PUTNEY — The Putney Public Library, 55 Main St., hosts two well known Vermont poets on Tuesday, June 13, at 6:30 p.m. This event is free and open to the public.
Terry Hauptman will read from her poems that incorporate many cultures both past and present, and Toni Ortner will read from her most recent book, Shadows and Silhouettes (Kelsay Books, 2022), which is a collection of her early work.
Ortner lives in Putney and has had 29 books published by small presses. The 30th book, Focused Light from a Distant Star, will appear in December 2023 and honors the work of women artists during the last two centuries.
She wrote the Daybook series, published by Ardent Writer Press and Deerbrook Editions, based on Virginia Woolf's ideas of what a diary should contain to present the light of our lives. Blue Lyrics was published in 2021 by Adelaide Books.
Her books are sold from small presses, on Amazon, and on her website. Ortner hosted the Putney Writers Salon on Zoom last winter, featuring writers from Vermont and other states.
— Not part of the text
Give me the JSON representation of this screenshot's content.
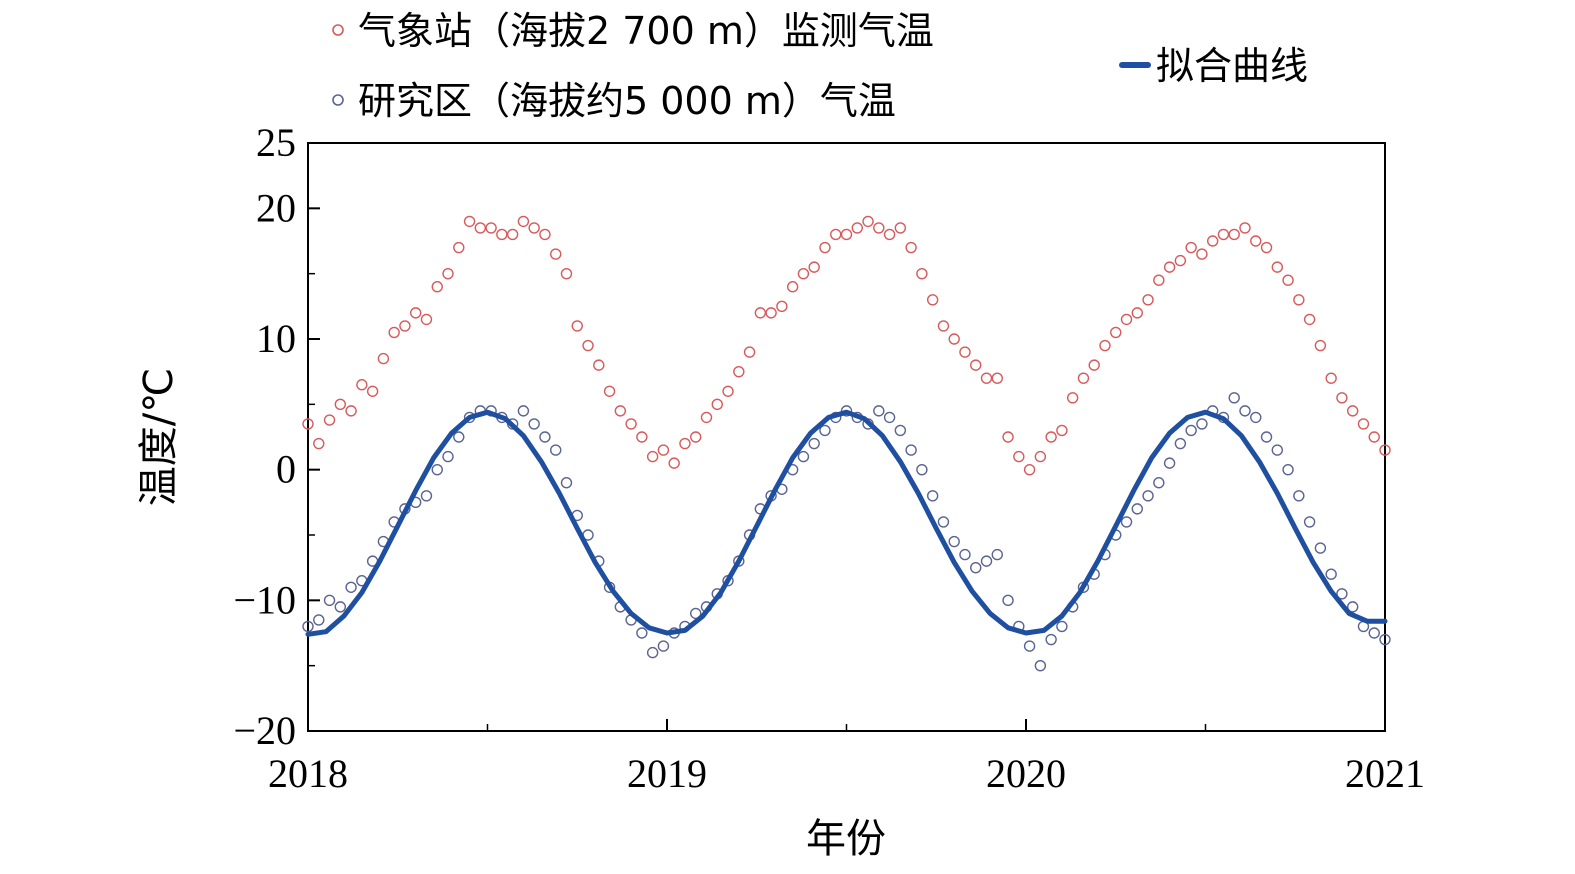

Her books, reviews, and writing can be seen at toniortner.com.
Hauptman holds a master's degree in poetry from the University of New Mexico at Albuquerque, where she studied with U.S. Poet Laureate Joy Harjo. She earned a doctorate in interdisciplinary arts from Ohio University.
She reads her poetry and exhibits her Songline Scrolls nationally. She has taught world art, poetry, and ethnopoetics at several universities and in workshops, most recently at the former Green Mountain College.
Hauptman's newest work, Fallen Angels (North Star Press, 2022), is her seventh volume of poetry, adding to her six full-length poetry collections.